Continue evaluation of feasibility of sediment removal from San Clemente and Los Padres Reservoirs.
Potential removal of sediment from San Clemente Dam continues to be explored by Cal-Am and the California Department of Water Resources (DWR). District staff participates in meetings and provides technical expertise. Cal-Am lowered the water level of San Clemente Reservoir from elevation 525 feet to 515 feet, pursuant to direction from DWR’s Division of Safety of Dams. No action has been taken on Los Padres Dam.
Continue pursuit of storm water reuse opportunities in cooperation with ongoing regional efforts.
District encourages jurisdictions to incorporate innovative use of storm water and recycled water in planning process. Storm water reuse is considered in the water supply project EIR.
Water Distribution System Permits
Staff implements District Rules and Regulations that govern water distribution systems (WDS) within the District, as most recently amended by Ordinances No. 96, 105 and 106 (see District website). District staff receives many calls each month from people who are planning to submit applications or have other questions about ordinances governing water distribution systems. District staff also responds to written requests for information.

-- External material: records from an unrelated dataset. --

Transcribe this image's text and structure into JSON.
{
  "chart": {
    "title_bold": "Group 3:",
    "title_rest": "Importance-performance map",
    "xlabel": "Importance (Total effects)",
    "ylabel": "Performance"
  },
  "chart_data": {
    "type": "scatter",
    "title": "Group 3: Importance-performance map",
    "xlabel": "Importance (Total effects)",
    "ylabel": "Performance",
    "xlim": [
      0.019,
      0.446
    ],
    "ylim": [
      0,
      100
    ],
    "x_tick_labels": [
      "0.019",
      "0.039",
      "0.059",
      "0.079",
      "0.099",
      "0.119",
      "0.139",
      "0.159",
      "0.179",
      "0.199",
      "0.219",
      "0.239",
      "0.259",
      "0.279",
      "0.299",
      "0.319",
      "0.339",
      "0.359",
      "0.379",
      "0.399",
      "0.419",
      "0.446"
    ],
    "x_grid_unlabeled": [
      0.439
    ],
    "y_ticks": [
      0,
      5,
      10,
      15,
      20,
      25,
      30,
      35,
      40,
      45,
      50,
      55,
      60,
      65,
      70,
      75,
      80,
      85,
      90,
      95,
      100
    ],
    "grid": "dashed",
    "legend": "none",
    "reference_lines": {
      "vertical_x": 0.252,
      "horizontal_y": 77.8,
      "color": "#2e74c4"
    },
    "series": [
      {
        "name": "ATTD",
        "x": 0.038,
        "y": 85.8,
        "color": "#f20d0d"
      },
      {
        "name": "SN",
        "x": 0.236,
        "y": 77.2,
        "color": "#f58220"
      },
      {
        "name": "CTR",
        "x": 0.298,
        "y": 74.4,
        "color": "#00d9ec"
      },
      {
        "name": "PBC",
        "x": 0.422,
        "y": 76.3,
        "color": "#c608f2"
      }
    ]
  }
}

In February 2004, the Board heard a staff presentation on current ordinances and ideas for refinement. Due to other pressing priorities, the Board deferred action on this topic until mid-2004. The Board’s Rules & Regulations Review Committee is currently considering suggested changes to the rules proposed by staff. Conceptual ordinance revisions are scheduled for review by the full Board in August 2004.
In the April-June 2004 period, staff effort focused on the Cañada Woods WDS, a large system in Carmel Valley. The applicant requested reconsideration of Condition #19 of the permit authorized by the Board in July 2003. At its June 21, 2004 meeting, the Board directed that a Board subcommittee (Foy, Markey) work with staff and the applicant to resolve concerns in a mutually acceptable manner. Two meetings have been held with productive results. All parties concurred that a revised permit for an integrated Cañada Woods/Monterra water system made the most sense. The applicants also requested that LAFCO temporarily suspend consideration of the applicant’s petition to detach from MPWMD.
The District logs incoming notices and comments on selected CEQA documents prepared by other agencies for projects within the District boundary that could potentially affect water supply, water quality or environmental resources managed by the District. In April-June 2004, the District commented on the Potrero Subdivision and Rippling River housing project in Carmel Valley as well as proposed LAFCO action related to a Petition requesting that the Tehama/Monterra Subdivision be detached from the District. The District also transmitted a Notices of Determination for Ordinance Nos. 109, 114 and 115.